A federal grand jury on Aug. 24 returned an indictment against two Salisbury men, charging them with federal conspiracy, wire fraud, and identity theft charges in connection with the theft of at least $900,000 from Shore Appliance Connection.

Stephen L. Franklin, 53, and Duane G. Larmore, 46, are expected to have an initial appearance in U.S. District Court in Baltimore, although no date has yet been scheduled, according to Jonathan F. Lenzner, the acting U.S. Attorney for Maryland.

Larmore worked at Shore Appliance at the Twilley Center, where he maintained the company’s books and records.
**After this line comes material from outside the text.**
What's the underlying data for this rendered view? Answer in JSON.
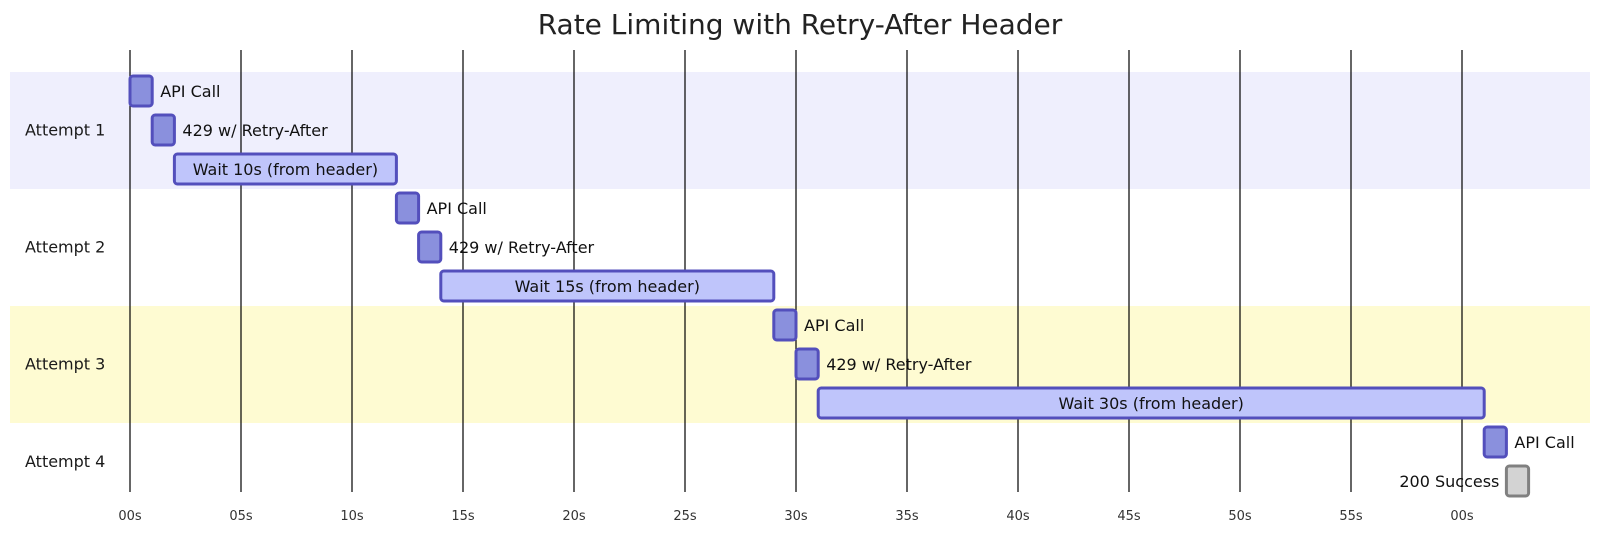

Franklin was the Chief Executive Officer and part owner of East Coast Optometric in South Carolina and CEO of Accurate Optical based in Salisbury, which abruptly closed its doors last year.

Accurate Optical’s owners -- Drs. Steven M. Zeidman, John F. Lynch Jr. and Charles I. McDonald -- have since entered into an agreement with the Maryland Attorney General’s Office to pay restitution to customers who never received their eyewear.

The indictment alleges that the defendants stole in excess of $900,000 from Shore Appliance to use for their own purposes, including to make investments and to pay business expenses for Accurate Optical and East Coast Optometric, without the knowledge and consent of the owners of Shore Appliance. 

According to the 10-count indictment, from mid-September 2016 through about March 2020, Franklin and Larmore invested money and used wire transfers from Shore Appliance’s account to East Coast Optometric and from there to banks in the United Kingdom and Hong Kong. The indictment alleges that no investment paid any return to the co-schemers.

To conceal how much money had been removed from Shore Appliance and to obtain cash, the defendants allegedly used the identities of the owners to enter into factoring contracts.  Factoring is a means by which businesses, like Shore Appliance, can obtain cash quickly by leveraging accounts receivable.  

The factoring contracts purportedly between Shore Appliance and various factoring companies, provided cash deposits to Shore Appliance's bank accounts. but encumbered the accounts receivable of Shore Appliance and required payments and interest of more than $725,000. 

In addition, the defendants allegedly used Larmore’s position of trust with Shore Appliance and signature authority over its bank accounts to draw on Shore Appliance’s lines of credit with two separate financial institutions to obtain another $200,000 in cash to conceal their use of Shore Appliance’s funds.

To obtain contracts with factoring companies for Shore Appliance, Larmore allegedly used his own email address and cell phone number with factors, but identified that email address and cell phone number as belonging to one of Shore Appliance’s owners.  Larmore also allegedly provided the factors with details of the owners’ identities, including dates of birth, Social Security numbers and Maryland drivers' licenses without their permission. 

To conceal the fact that the owners were not aware of and had not approved the factoring contracts, the indictment alleges that: the signatures of the owners were forged and Franklin witnessed or notarized the fraudulent signatures; and that Larmore and a female employee of Franklin’s posed as the owners in telephone conversations with representatives of the factoring companies. 

Finally, the indictment alleges that when Franklin’s companies had financial problems, at Franklin’s request Larmore provided funds from Shore Appliance for Franklin's companies.

If convicted, they each face a maximum sentence of 20 years in federal prison for a wire fraud conspiracy and for each of seven counts of wire fraud; and a mandatory sentence of two years in federal prison, consecutive to any other sentence imposed, for each of two counts of identity theft.